Clifford’s Tower is one of the main landmarks in York and is the largest part remaining of York Castle. The stone tower you see today is from the 13th century, but there was an earlier timber tower that burned down in 1190 when around 150 Jews from York committed mass suicide after being besieged there by a mob. Tensions between Christians and Jews had been increasing during this time as many people were in debt to Jewish moneylenders. Anti-Jewish riots occurred in several cities as an unfounded rumour was put about shortly after the coronation of King Richard I that he had ordered a massacre of the Jews.The tower was quickly rebuilt following the blaze, but in the middle of the 13th century King Henry III ordered a completely new stone tower to be built as war with Scotland drew closer.
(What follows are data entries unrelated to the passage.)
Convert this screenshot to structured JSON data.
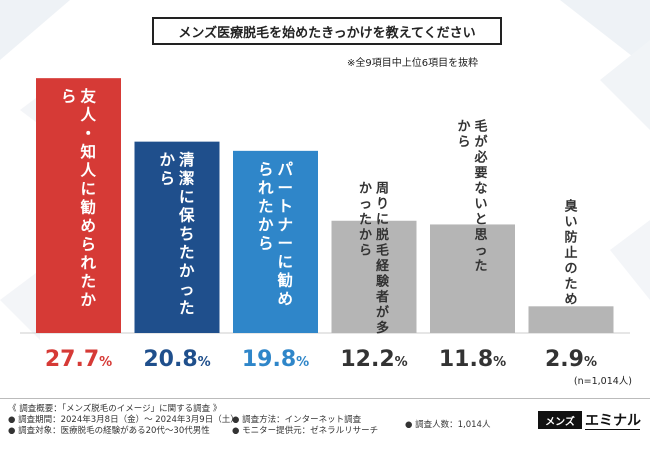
{
  "title": "メンズ医療脱毛を始めたきっかけを教えてください",
  "note": "※全9項目中上位6項目を抜粋",
  "n_label": "(n=1,014人)",
  "footer": {
    "overview": "《 調査概要：「メンズ脱毛のイメージ」に関する調査 》",
    "period": "● 調査期間：2024年3月8日（金）〜 2024年3月9日（土）",
    "target": "● 調査対象：医療脱毛の経験がある20代〜30代男性",
    "method": "● 調査方法：インターネット調査",
    "provider": "● モニター提供元：ゼネラルリサーチ",
    "count": "● 調査人数：1,014人"
  },
  "logo": {
    "box": "メンズ",
    "text": "エミナル"
  },
  "chart_data": {
    "type": "bar",
    "title": "メンズ医療脱毛を始めたきっかけを教えてください",
    "unit": "%",
    "ylim": [
      0,
      30
    ],
    "categories": [
      "友人・知人に勧められたから",
      "清潔に保ちたかったから",
      "パートナーに勧められたから",
      "周りに脱毛経験者が多かったから",
      "毛が必要ないと思ったから",
      "臭い防止のため"
    ],
    "values": [
      27.7,
      20.8,
      19.8,
      12.2,
      11.8,
      2.9
    ],
    "value_labels": [
      "27.7%",
      "20.8%",
      "19.8%",
      "12.2%",
      "11.8%",
      "2.9%"
    ],
    "colors": [
      "#d63a36",
      "#1f4f8c",
      "#2f86c9",
      "#b5b5b5",
      "#b5b5b5",
      "#b5b5b5"
    ],
    "label_colors": [
      "#d63a36",
      "#1f4f8c",
      "#2f86c9",
      "#333333",
      "#333333",
      "#333333"
    ]
  }
}
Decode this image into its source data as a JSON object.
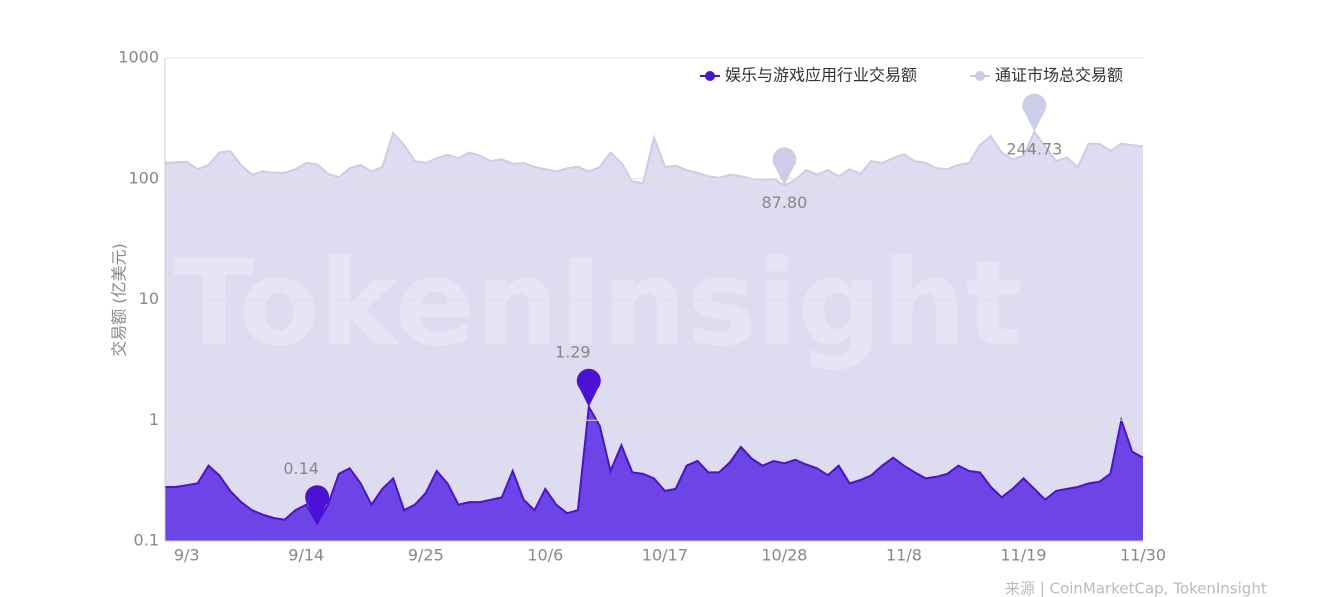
{
  "chart_data": {
    "type": "area",
    "y_label": "交易额 (亿美元)",
    "watermark": "TokenInsight",
    "source": "来源 | CoinMarketCap, TokenInsight",
    "log_scale": true,
    "grid": true,
    "legend": "top-right",
    "ylim": [
      0.1,
      1000
    ],
    "yticks": [
      0.1,
      1,
      10,
      100,
      1000
    ],
    "categories": [
      null,
      null,
      "9/3",
      null,
      null,
      null,
      null,
      null,
      null,
      null,
      null,
      null,
      null,
      "9/14",
      null,
      null,
      null,
      null,
      null,
      null,
      null,
      null,
      null,
      null,
      "9/25",
      null,
      null,
      null,
      null,
      null,
      null,
      null,
      null,
      null,
      null,
      "10/6",
      null,
      null,
      null,
      null,
      null,
      null,
      null,
      null,
      null,
      null,
      "10/17",
      null,
      null,
      null,
      null,
      null,
      null,
      null,
      null,
      null,
      null,
      "10/28",
      null,
      null,
      null,
      null,
      null,
      null,
      null,
      null,
      null,
      null,
      "11/8",
      null,
      null,
      null,
      null,
      null,
      null,
      null,
      null,
      null,
      null,
      "11/19",
      null,
      null,
      null,
      null,
      null,
      null,
      null,
      null,
      null,
      null,
      "11/30"
    ],
    "series": [
      {
        "name": "娱乐与游戏应用行业交易额",
        "color": "#4a12d6",
        "fill": "#6d45e6",
        "values": [
          0.28,
          0.28,
          0.29,
          0.3,
          0.42,
          0.35,
          0.26,
          0.21,
          0.18,
          0.165,
          0.155,
          0.15,
          0.18,
          0.2,
          0.14,
          0.2,
          0.36,
          0.4,
          0.3,
          0.2,
          0.27,
          0.33,
          0.18,
          0.2,
          0.25,
          0.38,
          0.3,
          0.2,
          0.21,
          0.21,
          0.22,
          0.23,
          0.38,
          0.22,
          0.18,
          0.27,
          0.2,
          0.17,
          0.18,
          1.29,
          0.9,
          0.38,
          0.62,
          0.37,
          0.36,
          0.33,
          0.26,
          0.27,
          0.42,
          0.46,
          0.37,
          0.37,
          0.45,
          0.6,
          0.48,
          0.42,
          0.46,
          0.44,
          0.47,
          0.43,
          0.4,
          0.35,
          0.42,
          0.3,
          0.32,
          0.35,
          0.42,
          0.49,
          0.42,
          0.37,
          0.33,
          0.34,
          0.36,
          0.42,
          0.38,
          0.37,
          0.28,
          0.23,
          0.27,
          0.33,
          0.27,
          0.22,
          0.26,
          0.27,
          0.28,
          0.3,
          0.31,
          0.36,
          1.0,
          0.55,
          0.49
        ],
        "mark_points": [
          {
            "type": "min",
            "label": "0.14"
          },
          {
            "type": "max",
            "label": "1.29"
          }
        ]
      },
      {
        "name": "通证市场总交易额",
        "color": "#cdcce9",
        "fill": "#dedcf0",
        "values": [
          135,
          137,
          138,
          120,
          130,
          165,
          170,
          130,
          108,
          115,
          112,
          112,
          120,
          135,
          132,
          110,
          103,
          122,
          130,
          115,
          125,
          240,
          190,
          140,
          135,
          148,
          158,
          148,
          165,
          155,
          140,
          145,
          133,
          135,
          125,
          120,
          115,
          122,
          126,
          115,
          125,
          165,
          135,
          95,
          92,
          220,
          125,
          128,
          118,
          112,
          105,
          102,
          108,
          105,
          100,
          98,
          100,
          87.8,
          98,
          118,
          108,
          118,
          105,
          120,
          110,
          140,
          135,
          148,
          160,
          140,
          135,
          122,
          120,
          130,
          135,
          190,
          225,
          165,
          145,
          155,
          244.73,
          185,
          140,
          150,
          125,
          195,
          195,
          170,
          195,
          190,
          185
        ],
        "mark_points": [
          {
            "type": "min",
            "label": "87.80"
          },
          {
            "type": "max",
            "label": "244.73"
          }
        ]
      }
    ]
  }
}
The tower was built by Master Mason Henry of Reyns – the same master mason who was responsible for Westminster Abbey. Contemporary sources suggest that the tower was not finished until possibly as late as the 1290’s as building was intermittent.
Despite the importance of York, the castle here was mainly used for imprisonment and storage. In the early 1300’s, the Knights Templar in England were arrested under false accusations including heresy amongst other charges. The Templars in Yorkshire were taken to York Castle and held there while they were questioned by the Pope’s officials in the Chapter House of York Minster. At first they were allowed out during the day until March 1310 when the King sent orders to keep them securely locked up.
Not a great deal is known about the tower during the 15th and 16th centuries, but we do know that in 1596-7 there was a public outcry when the gaoler Robert Redhead was accused by the aldermen of York of trying to demolish the tower in order to sell the stone for lime building. Correspondence about these events are when the name Clifford’s Tower is first recorded. There are a couple of suggestions into how the tower got this name. One is that the Clifford family claimed the post of constable here to be hereditary, another is that it may refer to Roger de Clifford – a rebel who was executed in 1322 after the Battle of Boroughbridge. His body was displayed on a gibbet at York Castle.
Clifford’s Tower was occupied by a Royal garrison during the English Civil War. It was repaired and storage rooms were created for ammunition and a gun platform was built on the roof. York fell to the Parliamentarians in 1644.
In the early 19th century the castle was redeveloped as a prison and Clifford’s Tower was practically hidden from view, until 1915 when it was taken into state guardianship. It was repaired and the prison buildings were demolished in 1935, improving public access.
Today, run by English Heritage, the tower is just a shell but it is still well worth a climb up the stairs to see what does remain. It also affords fantastic panoramic views over the city of York and beyond.